We wanted to join the national effort to celebrate local foods building our community here in Sitka. We have the benefit of this subsistence lifestyle full of forest and beach greens, fish, and deer all of which are sustainable food system choices. At SCS we strive to support and build a sustainable community by implementing programs that initiate change such as Fish to Schools and the Sitka Food Hub. I challenge the community to start talking about food, where it comes from, and engage with friends and family to bring back our connection to the food with which we nourish our bodies.
I would like to thank Americorps Volunteer Lauren Havens and Ryan Kauffman with the Live Well program for all their work in this year's Food Day in Sitka. Also thanks to Kristi Coltharp and the 21st Century Learning Program, the Sitka Local Food Network Fellowship Farm, and anyone else who helped to make this years Food Day in Sitka a success!
For Kari Paustian, one of the most important things about growing up in Southeast Alaska is the way that is has shaped what she considers valuable. To read about a value system based on the Tongass, read Kari's story. To what she has to say, scroll to the play bar at the bottom of this post.
If you had seen Kari Paustian at her first dance recital, in her polka dotted tutu, you might not recognize her now. She is 21 years old, a senior in college, almost six feet tall. and has worked for the Forest Service Trail Crew for the past two years, hauling logs, sawing trees, and building bridges. However, if you listen to her describe her job, it's clear that her tutu years have had their influence. "Me and my boss, and we went up to cut firewood with a cross-cut saw because you can't use a chainsaw in wilderness areas. We took this beautiful saw up to this very isolated cabin - flew in by float plane. We spent two days cutting firewood. You move your whole body when you use a cross-cut saw. It's almost like a dance - one person pulls and the other person pushes, and the only sound that you hear is the shh shh shh of the saw moving through the wood. And you can still hear the birdsong in the background."
Kari can make chopping wood sound like a gift because for her, it is one. The opportunity to work with the Tongass is a way to take advantage of the skills that she learned from all of the physical activities she did as a kid, from ballet to cross country. And her relationship to the land is reciprocal: she's majoring in environmental studies and is currently interning at the Sitka Conservation Society. When she thinks about her future, it's with conservation in mind. Being out in the woods is something that is valuable enough to her that she is working on becoming valuable to the forest in return. "I think that any work If involve myself in here will be involved with the Tongass, with the ocean. I can't imagine living here and working at a desk for 8 hours a day 5 days a week," she says.
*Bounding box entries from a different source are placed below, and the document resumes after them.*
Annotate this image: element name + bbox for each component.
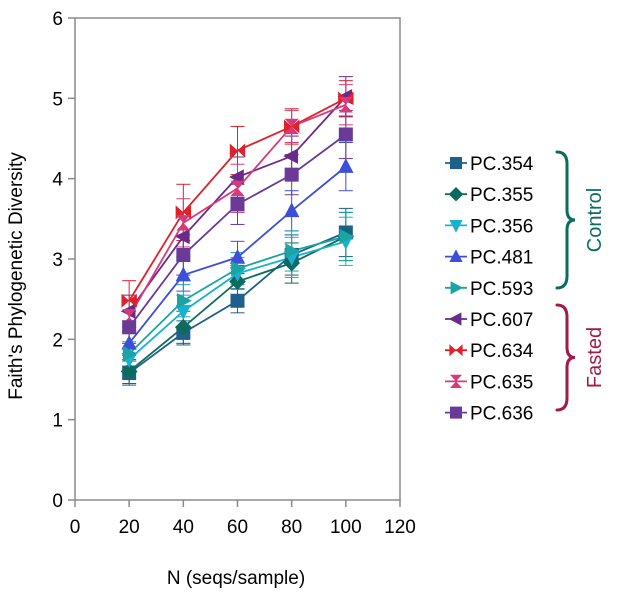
legend-groups: Control Fasted bbox=[555, 150, 606, 412]
y-tick-label: 1 bbox=[52, 411, 63, 432]
data-point bbox=[175, 266, 192, 282]
data-point bbox=[338, 97, 353, 113]
x-tick-label: 0 bbox=[70, 517, 81, 538]
y-axis-title: Faith's Phylogenetic Diversity bbox=[6, 152, 27, 400]
data-point bbox=[122, 320, 137, 335]
legend-marker bbox=[450, 281, 464, 295]
data-point bbox=[176, 247, 191, 262]
legend-label: PC.636 bbox=[470, 404, 533, 425]
y-tick-label: 6 bbox=[52, 9, 63, 30]
data-point bbox=[174, 318, 192, 336]
legend-marker bbox=[450, 406, 462, 419]
x-tick-label: 20 bbox=[119, 517, 140, 538]
data-point bbox=[176, 215, 191, 231]
legend: PC.354 PC.355 PC.356 PC.481 PC.593 PC.607 PC.6… bbox=[445, 154, 534, 425]
fasted-brace bbox=[555, 303, 576, 412]
data-point bbox=[338, 158, 354, 173]
x-tick-label: 40 bbox=[173, 517, 194, 538]
legend-label: PC.634 bbox=[470, 341, 534, 362]
data-point bbox=[285, 243, 301, 259]
legend-marker bbox=[450, 374, 462, 388]
legend-label: PC.635 bbox=[470, 372, 533, 393]
legend-label: PC.481 bbox=[470, 248, 533, 269]
y-tick-label: 4 bbox=[52, 170, 63, 191]
data-point bbox=[283, 119, 300, 134]
legend-label: PC.607 bbox=[470, 310, 533, 331]
data-point bbox=[230, 293, 245, 308]
series-line-pc-635 bbox=[128, 103, 347, 318]
data-point bbox=[283, 202, 300, 218]
data-point bbox=[177, 293, 192, 309]
data-point bbox=[122, 346, 138, 362]
data-point bbox=[121, 334, 137, 350]
error-bars bbox=[122, 76, 353, 386]
data-point bbox=[175, 304, 192, 320]
data-point bbox=[229, 248, 246, 264]
group-label-control: Control bbox=[584, 188, 606, 252]
legend-label: PC.354 bbox=[470, 154, 534, 175]
y-tick-label: 3 bbox=[52, 250, 63, 271]
x-tick-label: 120 bbox=[384, 517, 416, 538]
data-point bbox=[230, 180, 245, 197]
legend-marker bbox=[450, 157, 462, 169]
data-point bbox=[338, 127, 353, 142]
data-point bbox=[121, 293, 137, 308]
data-point bbox=[120, 363, 138, 380]
data-point bbox=[284, 167, 299, 182]
x-tick-label: 100 bbox=[330, 517, 362, 538]
data-point bbox=[284, 118, 299, 135]
y-tick-label: 5 bbox=[52, 89, 63, 110]
data-point bbox=[283, 148, 298, 164]
data-point bbox=[231, 260, 246, 277]
legend-label: PC.355 bbox=[470, 185, 533, 206]
y-tick-label: 2 bbox=[52, 330, 63, 351]
series-markers bbox=[120, 89, 355, 381]
axes bbox=[68, 17, 401, 507]
legend-label: PC.356 bbox=[470, 216, 533, 237]
x-tick-label: 80 bbox=[281, 517, 302, 538]
legend-label: PC.593 bbox=[470, 279, 533, 300]
data-point bbox=[229, 143, 246, 158]
data-point bbox=[174, 228, 190, 245]
legend-marker bbox=[449, 220, 463, 233]
legend-marker bbox=[448, 187, 464, 202]
legend-marker bbox=[449, 249, 463, 262]
legend-marker bbox=[449, 344, 463, 357]
control-brace bbox=[555, 150, 576, 290]
group-label-fasted: Fasted bbox=[584, 327, 606, 388]
y-tick-label: 0 bbox=[52, 491, 63, 512]
data-point bbox=[230, 197, 245, 212]
data-point bbox=[339, 228, 355, 245]
x-tick-label: 60 bbox=[227, 517, 248, 538]
x-axis-title: N (seqs/sample) bbox=[167, 568, 305, 589]
legend-marker bbox=[448, 312, 462, 326]
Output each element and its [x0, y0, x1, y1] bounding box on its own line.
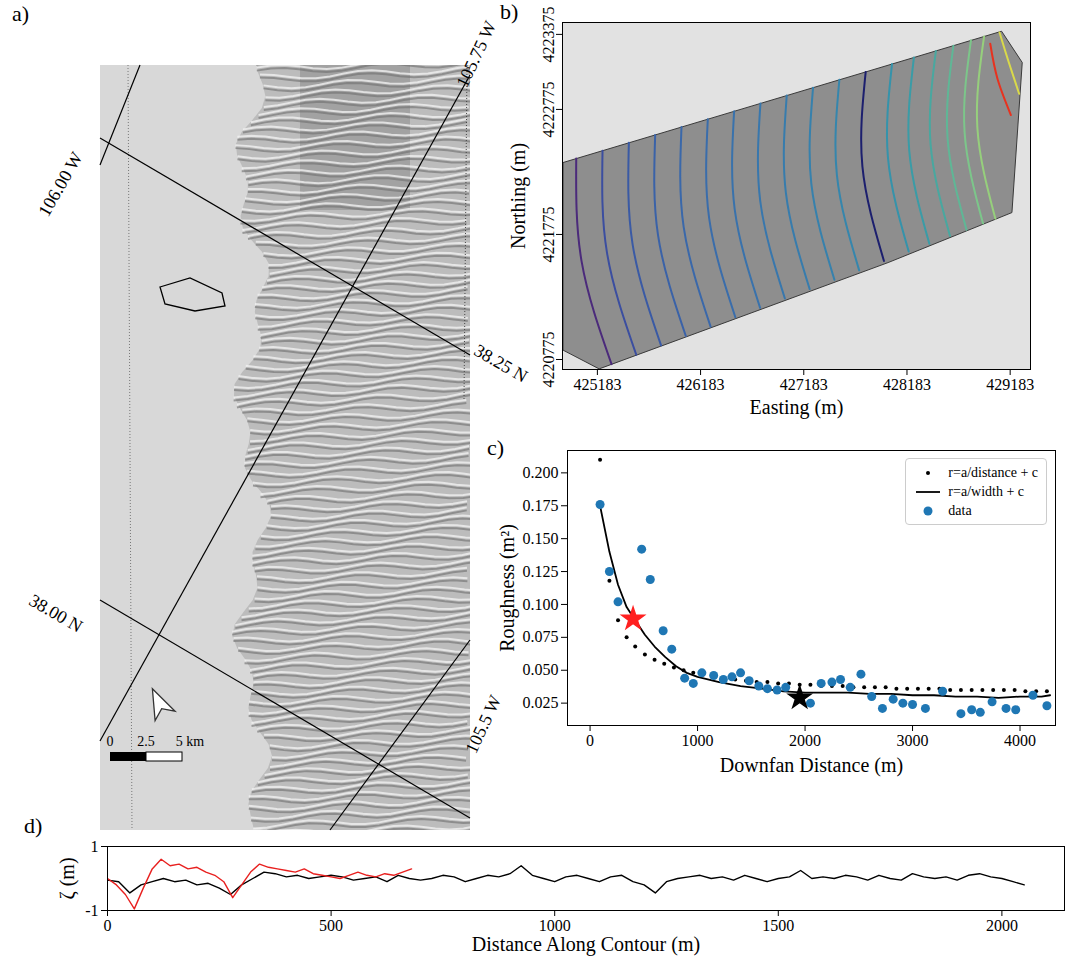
- svg-text:1000: 1000: [682, 732, 714, 749]
- svg-text:105.5 W: 105.5 W: [461, 692, 505, 756]
- svg-text:2000: 2000: [789, 732, 821, 749]
- html-text:c): c): [487, 435, 505, 460]
- html-text:r=a/distance + c: r=a/distance + c: [948, 464, 1038, 480]
- svg-text:0.025: 0.025: [523, 694, 559, 711]
- svg-text:0: 0: [107, 734, 114, 749]
- svg-text:Easting (m): Easting (m): [750, 396, 844, 419]
- svg-text:500: 500: [319, 917, 343, 934]
- svg-text:0.125: 0.125: [523, 563, 559, 580]
- svg-text:38.00 N: 38.00 N: [26, 590, 86, 636]
- html-text:b): b): [500, 0, 519, 24]
- svg-text:427183: 427183: [780, 376, 828, 393]
- svg-text:425183: 425183: [573, 376, 621, 393]
- html-text:r=a/width + c: r=a/width + c: [948, 483, 1024, 499]
- html-text:d): d): [24, 813, 43, 838]
- html-text:a): a): [12, 1, 30, 26]
- svg-text:0: 0: [586, 732, 594, 749]
- svg-text:429183: 429183: [986, 376, 1034, 393]
- svg-text:1500: 1500: [762, 917, 794, 934]
- html-text:data: data: [948, 502, 972, 518]
- svg-text:Roughness (m²): Roughness (m²): [496, 524, 519, 652]
- svg-text:426183: 426183: [677, 376, 725, 393]
- svg-text:4221775: 4221775: [540, 206, 557, 262]
- svg-text:106.00 W: 106.00 W: [34, 148, 87, 219]
- svg-text:105.75 W: 105.75 W: [452, 18, 500, 91]
- svg-text:-1: -1: [85, 902, 98, 919]
- svg-text:0.200: 0.200: [523, 464, 559, 481]
- svg-text:2000: 2000: [986, 917, 1018, 934]
- svg-text:0: 0: [104, 917, 112, 934]
- svg-text:4220775: 4220775: [540, 331, 557, 387]
- svg-text:428183: 428183: [883, 376, 931, 393]
- svg-text:5 km: 5 km: [176, 734, 205, 749]
- svg-text:4000: 4000: [1004, 732, 1036, 749]
- svg-text:3000: 3000: [897, 732, 929, 749]
- svg-text:1: 1: [91, 838, 99, 855]
- svg-text:38.25 N: 38.25 N: [471, 340, 531, 386]
- svg-text:0.050: 0.050: [523, 661, 559, 678]
- svg-text:Downfan Distance (m): Downfan Distance (m): [720, 754, 903, 777]
- svg-text:2.5: 2.5: [137, 734, 155, 749]
- svg-text:0.150: 0.150: [523, 530, 559, 547]
- svg-text:ζ (m): ζ (m): [56, 857, 79, 899]
- svg-text:4223375: 4223375: [540, 6, 557, 62]
- svg-text:Northing (m): Northing (m): [507, 143, 530, 249]
- svg-text:0.175: 0.175: [523, 497, 559, 514]
- svg-text:Distance Along Contour (m): Distance Along Contour (m): [472, 933, 700, 956]
- svg-text:4222775: 4222775: [540, 81, 557, 137]
- svg-text:0.075: 0.075: [523, 628, 559, 645]
- svg-text:0.100: 0.100: [523, 596, 559, 613]
- svg-text:1000: 1000: [539, 917, 571, 934]
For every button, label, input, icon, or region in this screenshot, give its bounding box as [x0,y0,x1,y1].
Kari feels that because she grew up in South East, her view of the land is different that most people's - but just as important. "I think the true beauty in this place is in the details.There's a sense of learning about plants by tasting them, instead of learning out of books. picking up a leaf and tasting it. The act of being out in the environment - feeling the bark in the trees, the rain falling on your face - it's a very tactile life that we live here. Those really little details, those tiny creatures and plants are what makes this ecosystem run. They're at the bottom of the food chain. It makes me feel blessed that I've had the time, enough years, to notice those things. and enough people to show me."
Even if she doesn't know exactly what she wants to do after graduation, one thing that she's sure of is where she'll do it "I've never been someplace that I've liked more than Sitka, and I've done a fair bit of traveling. If I were to raise a family, this would be -" she stops, and corrects herself - "This is the place I'd want to do that. It's home."